Grand-mère

Où allons-nous ?

Ma grand-mère en était fort curieuse. Elle se le demandait souvent. En même temps, elle levait les deux bras vers le ciel. Ensuite elle hochait la tête et revenait, soulagée, de l’abîme entrevu, car elle se rejetait dans la conversation avec une passion décuplée.

Au besoin, pour se soutenir un peu après des visions si tragiques, elle prenait une pastille Valda ou acceptait un doigt de porto si elle se trouvait en visite.

Vingt fois par jour, elle s’interrogeait ainsi ; vingt fois par jour elle montait à sa tour, inspectait l’horizon, découvrait des ténèbres où se perpétraient des catastrophes, et revenait à ses occupations d’une âme égale et même rassérénée.

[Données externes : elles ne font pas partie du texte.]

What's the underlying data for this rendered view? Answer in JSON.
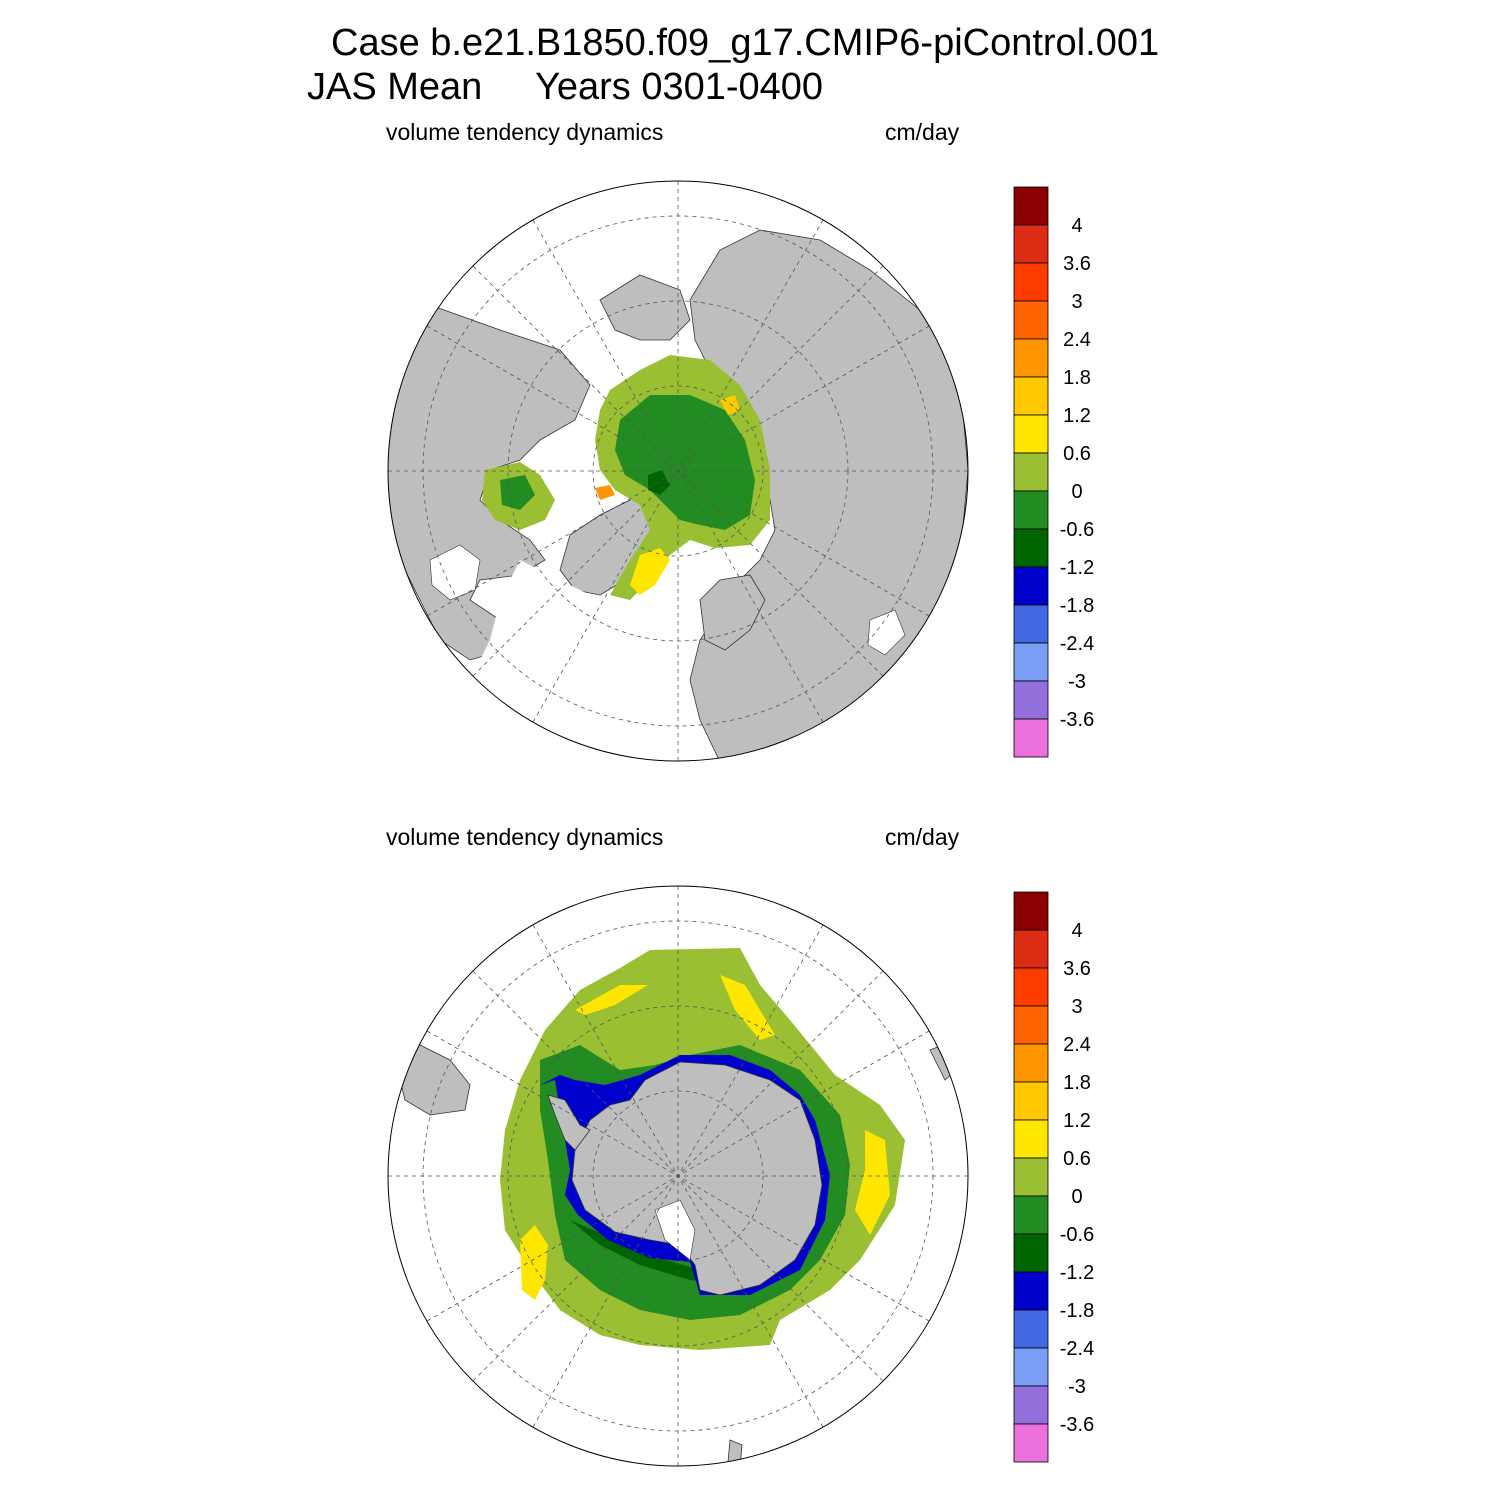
{
  "header": {
    "case_line": "Case b.e21.B1850.f09_g17.CMIP6-piControl.001",
    "season_line": "JAS Mean",
    "years_line": "Years 0301-0400"
  },
  "colorbar": {
    "levels": [
      "4",
      "3.6",
      "3",
      "2.4",
      "1.8",
      "1.2",
      "0.6",
      "0",
      "-0.6",
      "-1.2",
      "-1.8",
      "-2.4",
      "-3",
      "-3.6"
    ],
    "colors": [
      "#8b0000",
      "#dc2c14",
      "#ff3c00",
      "#ff6400",
      "#ff9600",
      "#ffc800",
      "#ffe600",
      "#9abf33",
      "#228b22",
      "#006400",
      "#0000cd",
      "#4169e1",
      "#7a9ef5",
      "#9370db",
      "#ea70dc"
    ]
  },
  "style": {
    "land": "#bebebe",
    "ocean": "#ffffff",
    "grid": "#555555"
  },
  "panels": [
    {
      "id": "north",
      "hemisphere": "Northern Hemisphere",
      "variable": "volume tendency dynamics",
      "units": "cm/day"
    },
    {
      "id": "south",
      "hemisphere": "Southern Hemisphere",
      "variable": "volume tendency dynamics",
      "units": "cm/day"
    }
  ]
}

Elle vécut à la proue de notre civilisation, à l’affût de tous les récifs, comme une sentinelle avancée et généralement pessimiste.

C’était plus beau quand elle avait un chapeau à plumes parce qu’en hochant la tête elle était obligée de hocher également les plumes, ce qui amplifiait et magnifiait l’oscillation.

On eût dit que l’angoisse humaine se balançait dans le vent du soir comme un arbre exotique aux couleurs éclatantes.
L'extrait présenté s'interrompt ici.